In 2012 Secretary of State Hillary Clinton declared, “Lack of transparency eats away like a cancer at the trust people should have in their government.” (Mrs. Clinton did not permit her speechwriter’s flourish to impede her from deriding Snowden’s disclosures.) When the government has a long record of deceit, citizens are entitled to presume that secrecy routinely covers up abuses. The government cannot censor coverage of its actions without making it far more difficult for citizens to rein in their rulers. As the Supreme Court declared in 2010 in the Citizens United v. FEC case, in “a republic where the people are sovereign, the ability of the citizenry to make informed choices … is essential.”
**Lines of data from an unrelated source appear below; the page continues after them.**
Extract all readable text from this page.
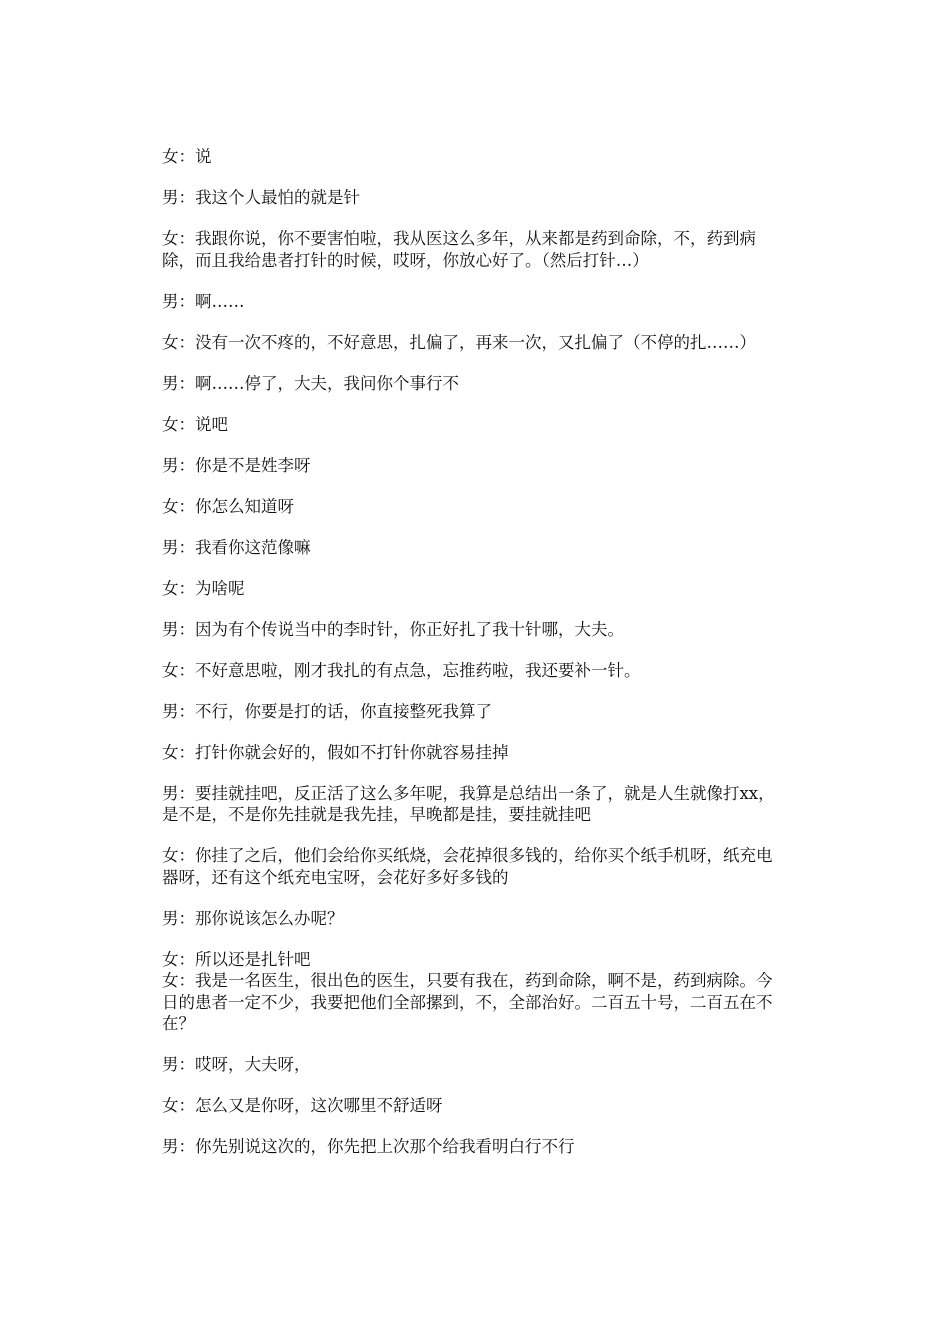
女：说

男：我这个人最怕的就是针

女：我跟你说，你不要害怕啦，我从医这么多年，从来都是药到命除，不，药到病除，而且我给患者打针的时候，哎呀，你放心好了。（然后打针…）

男：啊……

女：没有一次不疼的，不好意思，扎偏了，再来一次，又扎偏了（不停的扎……）

男：啊……停了，大夫，我问你个事行不

女：说吧

男：你是不是姓李呀

女：你怎么知道呀

男：我看你这范像嘛

女：为啥呢

男：因为有个传说当中的李时针，你正好扎了我十针哪，大夫。

女：不好意思啦，刚才我扎的有点急，忘推药啦，我还要补一针。

男：不行，你要是打的话，你直接整死我算了

女：打针你就会好的，假如不打针你就容易挂掉

男：要挂就挂吧，反正活了这么多年呢，我算是总结出一条了，就是人生就像打xx，是不是，不是你先挂就是我先挂，早晚都是挂，要挂就挂吧

女：你挂了之后，他们会给你买纸烧，会花掉很多钱的，给你买个纸手机呀，纸充电器呀，还有这个纸充电宝呀，会花好多好多钱的

男：那你说该怎么办呢？

女：所以还是扎针吧

女：我是一名医生，很出色的医生，只要有我在，药到命除，啊不是，药到病除。今日的患者一定不少，我要把他们全部摞到，不，全部治好。二百五十号，二百五在不在？

男：哎呀，大夫呀，

女：怎么又是你呀，这次哪里不舒适呀

男：你先别说这次的，你先把上次那个给我看明白行不行
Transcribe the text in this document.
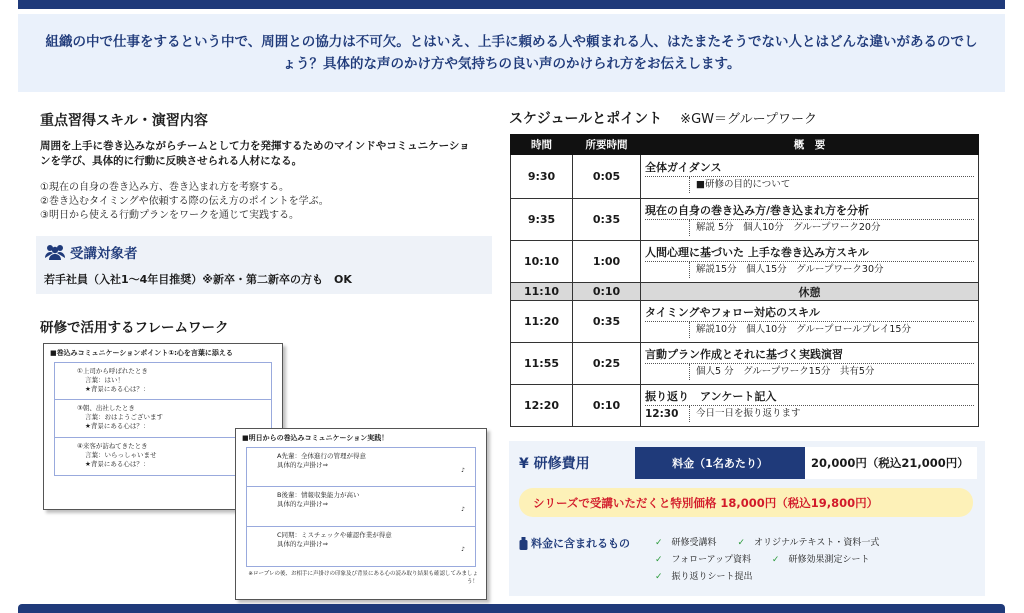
組織の中で仕事をするという中で、周囲との協力は不可欠。とはいえ、上手に頼める人や頼まれる人、はたまたそうでない人とはどんな違いがあるのでしょう？具体的な声のかけ方や気持ちの良い声のかけられ方をお伝えします。

重点習得スキル・演習内容
周囲を上手に巻き込みながらチームとして力を発揮するためのマインドやコミュニケーションを学び、具体的に行動に反映させられる人材になる。
①現在の自身の巻き込み方、巻き込まれ方を考察する。
②巻き込むタイミングや依頼する際の伝え方のポイントを学ぶ。
③明日から使える行動プランをワークを通じて実践する。
受講対象者
若手社員（入社1〜4年目推奨）※新卒・第二新卒の方も　OK
研修で活用するフレームワーク
■巻込みコミュニケーションポイント①:心を言葉に添える
①上司から呼ばれたとき
言葉：はい！
★背景にある心は？：
③朝、出社したとき
言葉：おはようございます
★背景にある心は？：
④来客が訪ねてきたとき
言葉：いらっしゃいませ
★背景にある心は？：
■明日からの巻込みコミュニケーション実践！
A先輩：全体進行の管理が得意
具体的な声掛け⇒
♪
B後輩：情報収集能力が高い
具体的な声掛け⇒
♪
C同期：ミスチェックや確認作業が得意
具体的な声掛け⇒
♪
※ロープレの後、お相手に声掛けの印象及び背景にある心の読み取り結果も確認してみましょう！
スケジュールとポイント ※GW＝グループワーク
時間	所要時間	概　要
9:30	0:05	全体ガイダンス
■研修の目的について

9:35	0:35	現在の自身の巻き込み方/巻き込まれ方を分析
解説 5分　個人10分　グループワーク20分

10:10	1:00	人間心理に基づいた 上手な巻き込み方スキル
解説15分　個人15分　グループワーク30分

11:10	0:10	休憩
11:20	0:35	タイミングやフォロー対応のスキル
解説10分　個人10分　グループロールプレイ15分

11:55	0:25	言動プラン作成とそれに基づく実践演習
個人5 分　グループワーク15分　共有5分

12:20	0:10	振り返り　アンケート記入
12:30 今日一日を振り返ります
¥ 研修費用	料金（1名あたり）	20,000円（税込21,000円）
シリーズで受講いただくと特別価格 18,000円（税込19,800円）
料金に含まれるもの	✓ 研修受講料 ✓ オリジナルテキスト・資料一式 ✓ フォローアップ資料 ✓ 研修効果測定シート ✓ 振り返りシート提出
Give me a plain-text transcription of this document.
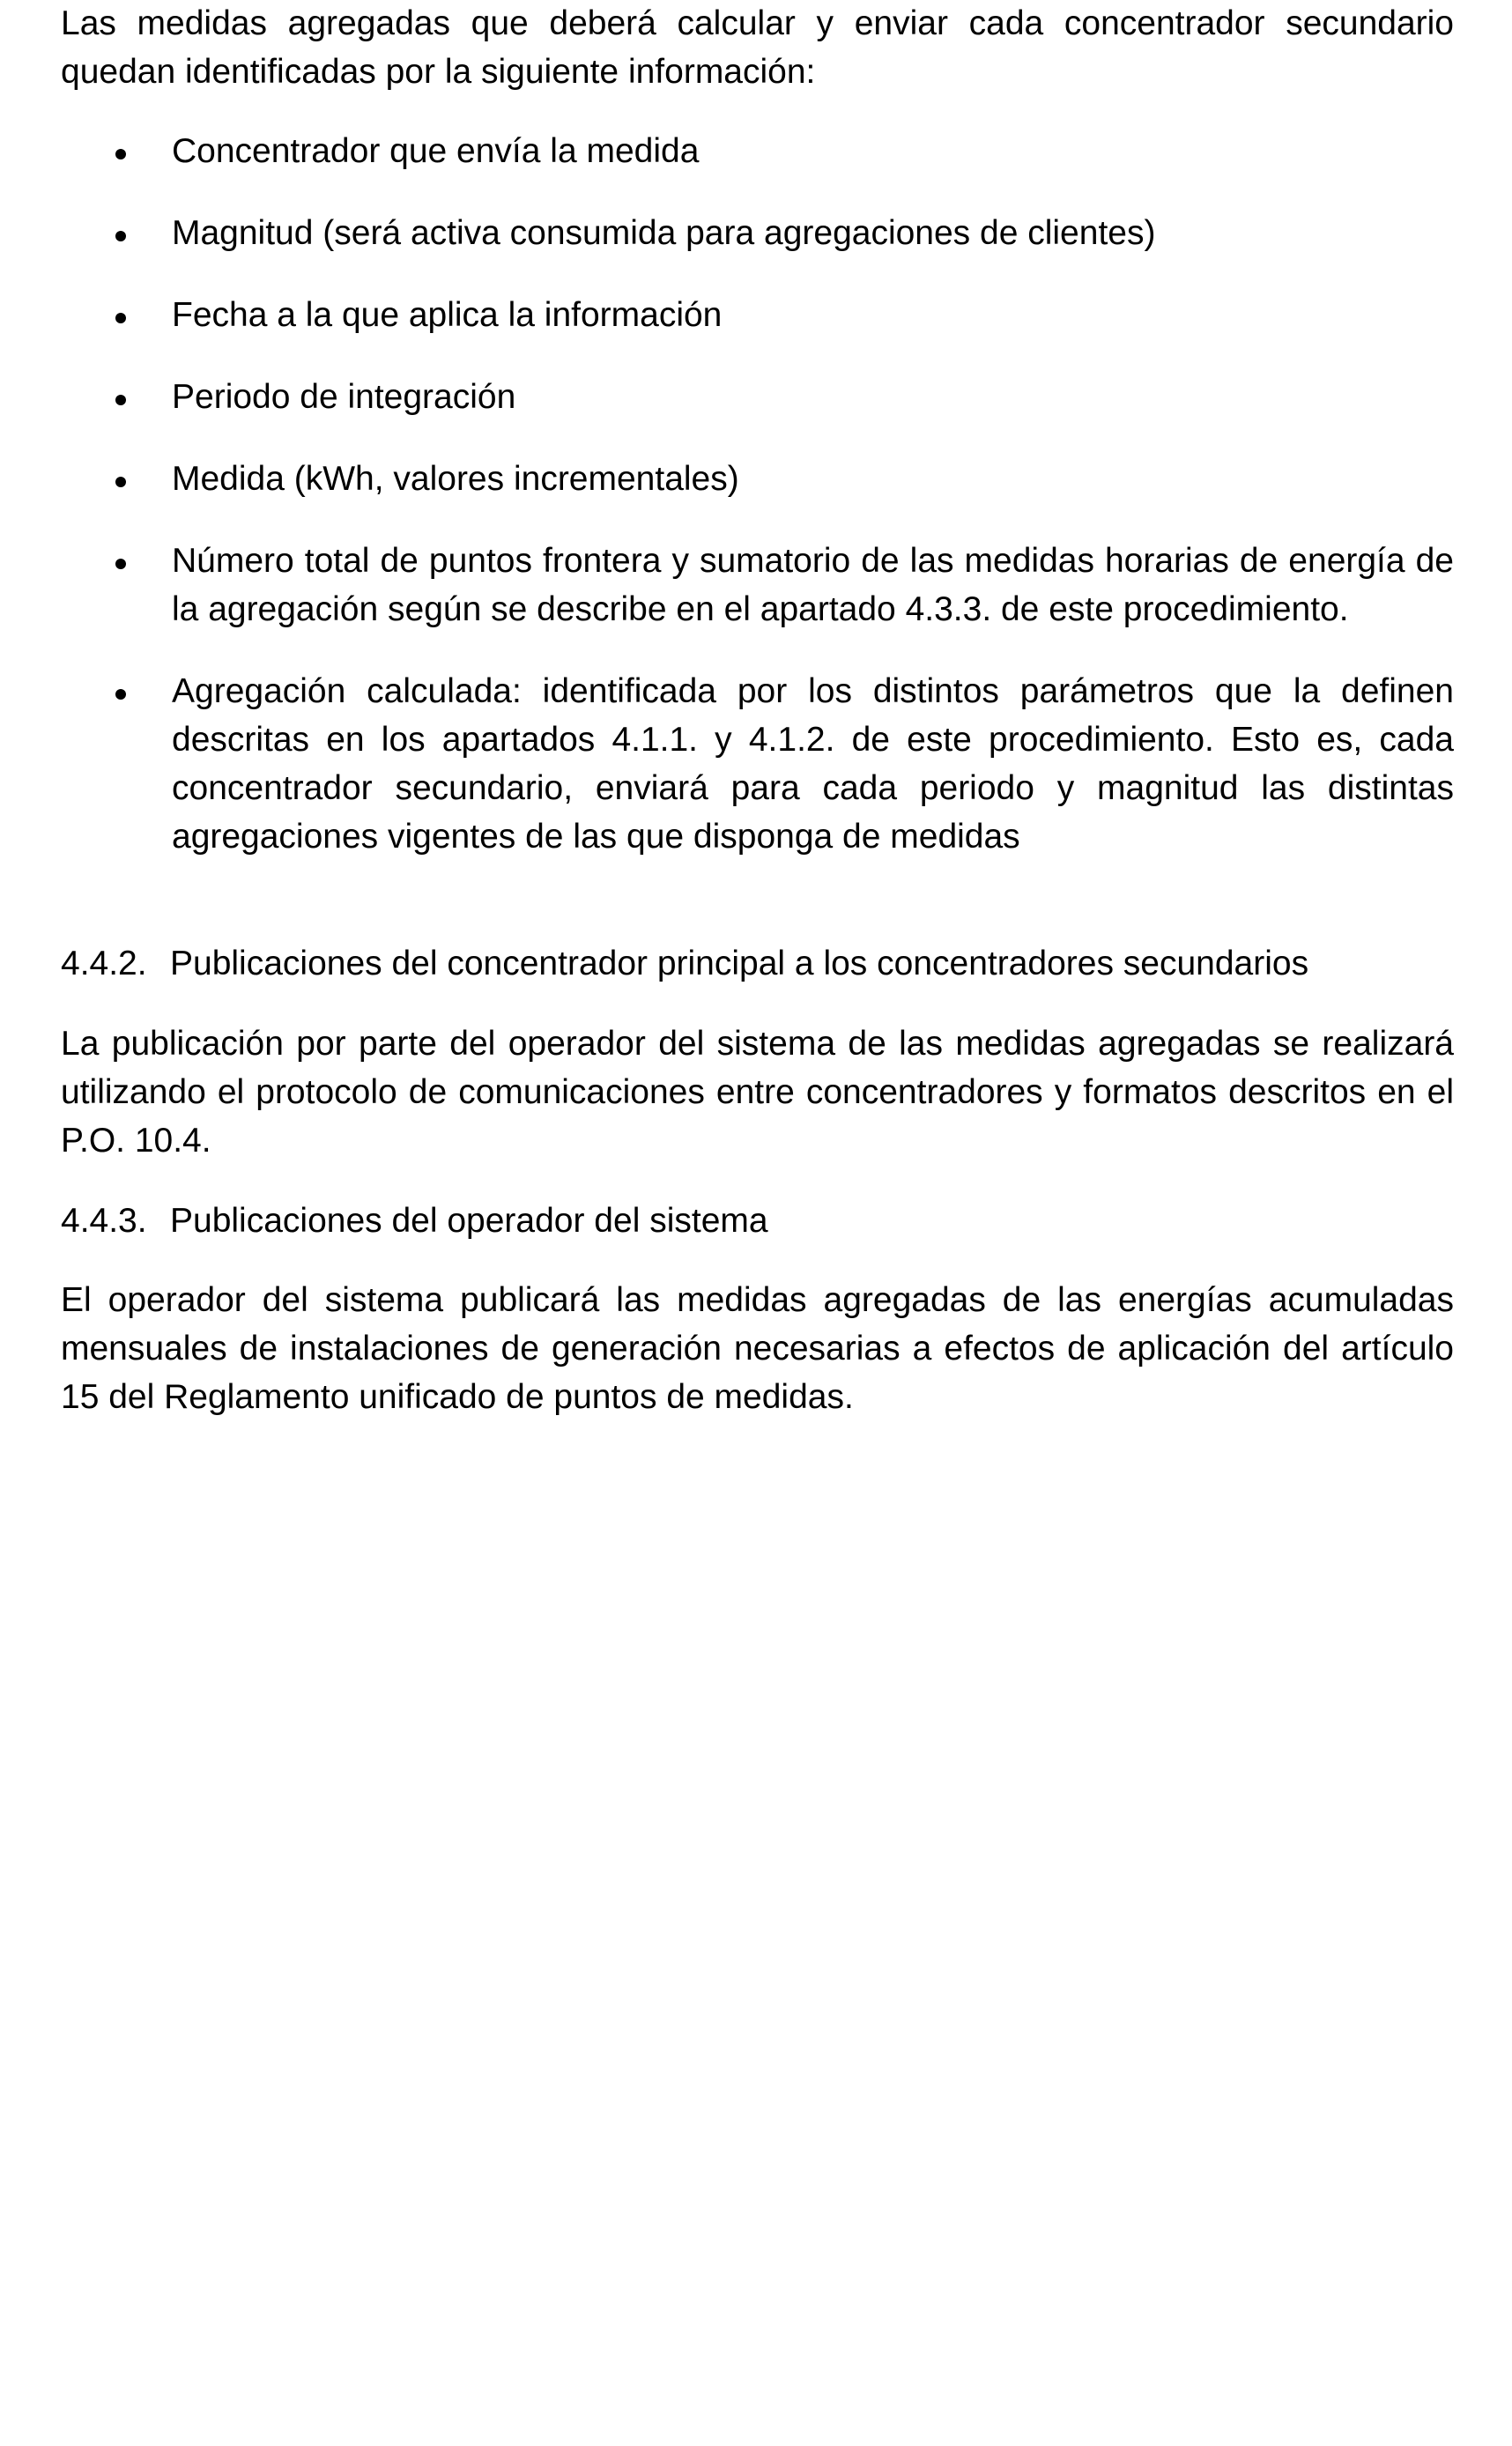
Las medidas agregadas que deberá calcular y enviar cada concentrador secundario quedan identificadas por la siguiente información:

Concentrador que envía la medida
Magnitud (será activa consumida para agregaciones de clientes)
Fecha a la que aplica la información
Periodo de integración
Medida (kWh, valores incrementales)
Número total de puntos frontera y sumatorio de las medidas horarias de energía de la agregación según se describe en el apartado 4.3.3. de este procedimiento.
Agregación calculada: identificada por los distintos parámetros que la definen descritas en los apartados 4.1.1. y 4.1.2. de este procedimiento. Esto es, cada concentrador secundario, enviará para cada periodo y magnitud las distintas agregaciones vigentes de las que disponga de medidas

4.4.2. Publicaciones del concentrador principal a los concentradores secundarios

La publicación por parte del operador del sistema de las medidas agregadas se realizará utilizando el protocolo de comunicaciones entre concentradores y formatos descritos en el P.O. 10.4.

4.4.3. Publicaciones del operador del sistema

El operador del sistema publicará las medidas agregadas de las energías acumuladas mensuales de instalaciones de generación necesarias a efectos de aplicación del artículo 15 del Reglamento unificado de puntos de medidas.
The righteousness of the Obama crackdown on leaks ignores the fact that official lies have done vastly more harm to America than unauthorized disclosures. From the Clinton administration’s 1999 portrayal of the murderous Kosovo Liberation Army as “freedom fighters,” to the Bush administration’s justifications for attacking Iraq, to the Obama administration’s contortions to justify bombing Libya and arming Syrian “moderates,” false claims paved the way to foreign debacles. If Americans had had contemporaneous access to the information in government files, there would have been far more opposition to launching new military assaults. Naturally, politicians do not want that constraint on their power.
The Obama administration’s crackdowns on the media are a step towards turning America into a banana republic. In 2009, when Obama took office, the United States ranked 20th in the world in the World Press Freedom Index of Reporters Without Borders — in the same league as Germany, Japan, and the United Kingdom. Now it ranks 46th — just after Romania and just before Haiti.
No president is entitled to blindfold the American public. Will the Obama administration succeed in using secrecy and selective prosecutions to prevent Americans from learning of more federal crimes? Regardless of whether one disdains the media, freedom of the press remains one of the most vital safeguards for any semblance of self-government.